A new study has identified a new species of a strange worm with spike all over its body, which lived about half a billion years ago.
Published in Proceedings of the National Academy of Sciences, the study stated that the newly identified worm lived in the early Cambrian period, about 518 million years ago. Paleontologists have found out that it was the very first creature on Earth to develop an armor to protect itself and to possess specialized limbs that was useful for acquiring food.
The researchers revealed that it had 72 spikes all over its body to protect them from being gobbled up. Researchers said it was measured about four inches and a bit large for a worm during that time.
Study lead researcher Javier Ortega-Hernandez, a research fellow in paleobiology at the University of Cambridge, said that the worm's clawed legs was for anchoring sponges or any other penetrable surfaces, waving its specialized limbs in the current to get nutrients in the water. He added that this technique has been widely used up until now among modern sea creatures like bamboo shrimp.

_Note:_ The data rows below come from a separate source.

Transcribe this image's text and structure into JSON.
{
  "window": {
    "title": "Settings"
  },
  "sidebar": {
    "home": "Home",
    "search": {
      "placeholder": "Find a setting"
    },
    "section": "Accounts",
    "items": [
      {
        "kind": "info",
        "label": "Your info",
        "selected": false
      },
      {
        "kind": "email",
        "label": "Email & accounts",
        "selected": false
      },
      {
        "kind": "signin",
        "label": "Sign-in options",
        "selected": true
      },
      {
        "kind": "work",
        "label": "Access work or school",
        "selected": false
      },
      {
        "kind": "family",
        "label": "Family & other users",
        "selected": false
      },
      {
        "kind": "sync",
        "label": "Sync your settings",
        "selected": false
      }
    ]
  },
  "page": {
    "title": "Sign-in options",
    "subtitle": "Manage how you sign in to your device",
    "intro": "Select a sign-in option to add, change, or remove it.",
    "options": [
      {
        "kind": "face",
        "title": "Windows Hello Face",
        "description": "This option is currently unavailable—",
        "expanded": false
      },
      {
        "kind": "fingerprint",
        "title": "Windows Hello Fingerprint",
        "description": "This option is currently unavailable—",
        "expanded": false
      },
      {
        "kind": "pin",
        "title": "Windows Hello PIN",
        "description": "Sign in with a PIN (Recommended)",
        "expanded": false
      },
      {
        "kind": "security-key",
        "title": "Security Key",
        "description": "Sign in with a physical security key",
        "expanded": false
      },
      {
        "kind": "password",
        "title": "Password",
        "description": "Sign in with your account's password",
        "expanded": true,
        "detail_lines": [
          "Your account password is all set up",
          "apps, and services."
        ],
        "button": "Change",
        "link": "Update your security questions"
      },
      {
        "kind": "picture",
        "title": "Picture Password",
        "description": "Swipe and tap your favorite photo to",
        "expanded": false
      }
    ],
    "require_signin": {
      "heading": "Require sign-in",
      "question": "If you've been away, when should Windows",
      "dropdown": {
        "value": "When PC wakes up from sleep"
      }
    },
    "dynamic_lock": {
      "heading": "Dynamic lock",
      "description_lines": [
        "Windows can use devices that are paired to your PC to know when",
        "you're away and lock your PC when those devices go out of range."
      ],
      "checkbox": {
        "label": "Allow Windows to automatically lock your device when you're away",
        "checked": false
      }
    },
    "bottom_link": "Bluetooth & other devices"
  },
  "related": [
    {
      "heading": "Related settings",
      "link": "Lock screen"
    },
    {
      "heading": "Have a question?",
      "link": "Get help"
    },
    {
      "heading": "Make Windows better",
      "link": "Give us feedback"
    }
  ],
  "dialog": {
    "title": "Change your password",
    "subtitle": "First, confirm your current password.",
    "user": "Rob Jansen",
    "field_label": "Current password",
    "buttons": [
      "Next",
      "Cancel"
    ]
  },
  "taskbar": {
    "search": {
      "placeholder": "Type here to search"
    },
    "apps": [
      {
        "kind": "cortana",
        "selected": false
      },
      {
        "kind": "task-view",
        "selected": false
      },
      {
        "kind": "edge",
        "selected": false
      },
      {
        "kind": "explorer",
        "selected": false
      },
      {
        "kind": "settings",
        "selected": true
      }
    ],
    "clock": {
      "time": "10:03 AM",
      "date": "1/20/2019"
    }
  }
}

Hairy Collins' Monster was identified as an early ancestor of modern velvet worms, or onychophorans. It is a small group of squishy animals that appears like legged worms that mainly live in tropical forests around the world.
Paleontologists said it was the first time that they have observed a pattern from diverse ancestors to unvaried modern relatives among soft-bodied group like Hairy Collins' Monster, according to Phys.
The worm's name was derived from paleontologist Desmond Collins, who has discovered a similar Canadian worm-like creature fossil three decades ago.